One of them was kind enough to write something up, for me to post here. So here's their thoughts:
NFC, NFD: Normalization and Unicode Equality
I am unsure if this is a documentation complaint, or a runtime complaint:
The functionality included here is only that which is necessary to provide for basic string-related manipulations. This crate does not (yet) aim to provide a full set of Unicode tables.
I argue that canonicalization of a unicode string is a fundamental operation within unicode, and without it, you cannot safely do equality on unicode user input/file names.
background: strings, canonicalisation and equality
In the rust world, a character is a unicode scalar value, or any codepoint that isn't part of a surrogate pair. Unfortunately, in unicode, there are mutliple ways to encode the character Ă©: either as one code point, or two (e plus a combining character).
Unicode equivalence - Wikipedia has an overview that doesn't involve delving into technical reports.
These are (in unicode) canonically equal, but in rust strings are compared by codepoints, so these strings are different. Treating unicode strings as different when they are canonically the same leads to fun and games.
problems caused by a lack of canonicalisation.
For example, a git repo usually stores filenames with the raw codepoints, without normalizing. On OSX, this is NFD for filenames. On Linux, it's NFC. Files committed on one system would break on another.
The fix is telling git to NFC file names before commit.
In spotify, a lack of canonicalization of unicode strings lead to hijacked accounts.
back to the argument:
I argue that canonicalization of a unicode string is a fundamental operation within unicode, and without it, you cannot safely do equality on unicode user input/file names.
There's a similar argument to be made for casefolding.
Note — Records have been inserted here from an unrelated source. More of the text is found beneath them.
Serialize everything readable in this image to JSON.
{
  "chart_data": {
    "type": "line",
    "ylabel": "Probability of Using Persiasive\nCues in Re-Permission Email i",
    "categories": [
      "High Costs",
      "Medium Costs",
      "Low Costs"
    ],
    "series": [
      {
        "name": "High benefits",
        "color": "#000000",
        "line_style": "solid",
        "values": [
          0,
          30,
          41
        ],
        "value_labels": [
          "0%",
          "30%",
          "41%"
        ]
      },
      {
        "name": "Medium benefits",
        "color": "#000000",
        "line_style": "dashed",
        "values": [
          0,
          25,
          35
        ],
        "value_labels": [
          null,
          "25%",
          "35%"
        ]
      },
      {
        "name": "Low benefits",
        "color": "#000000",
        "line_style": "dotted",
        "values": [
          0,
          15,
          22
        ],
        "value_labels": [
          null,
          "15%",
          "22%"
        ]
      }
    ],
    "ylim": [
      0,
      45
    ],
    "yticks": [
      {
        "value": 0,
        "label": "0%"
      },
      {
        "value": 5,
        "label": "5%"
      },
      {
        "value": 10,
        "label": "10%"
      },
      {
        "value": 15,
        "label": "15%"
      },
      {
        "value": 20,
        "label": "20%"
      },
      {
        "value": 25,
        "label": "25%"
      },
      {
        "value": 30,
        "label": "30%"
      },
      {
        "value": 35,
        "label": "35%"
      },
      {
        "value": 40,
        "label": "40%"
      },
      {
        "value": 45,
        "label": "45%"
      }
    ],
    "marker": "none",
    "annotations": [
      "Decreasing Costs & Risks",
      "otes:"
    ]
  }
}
Many developers use lowercase to canonicalize strings, and enough people have seen a joel spolsky post to know about a turkish i.
As it stands right now you may be able to publish two cargo packages with different normalizations, which clobber each other when written to disk on osx. There will likely be problems for any utf-8 string in rust that checks equality.
I do not know what path you wish to take, but one of the following might be better than the current status-quo.
-
Make the documentation clear you're punting on canonicalization
-
Put the nfc et al operations in core and let the user work it out.
-
Pick an normalization (NFC per rfc5198 is as good as any reason), and standardise on it internally.
So, what can we do / should we be doing something?
This was echoed by several other people as well. And, frankly, this whole conversation by other languages where "Unicode support" left many bad feels, for example, the Ruby 1.8 -> 1.9 transition, and so there's residual issues too.
Frankly, I am bad at Unicode, so I feel a bit under-qualified to comment here, but would like to hear yinz's thoughts. I had a small convo with @SimonSapin yesterday about related things as well.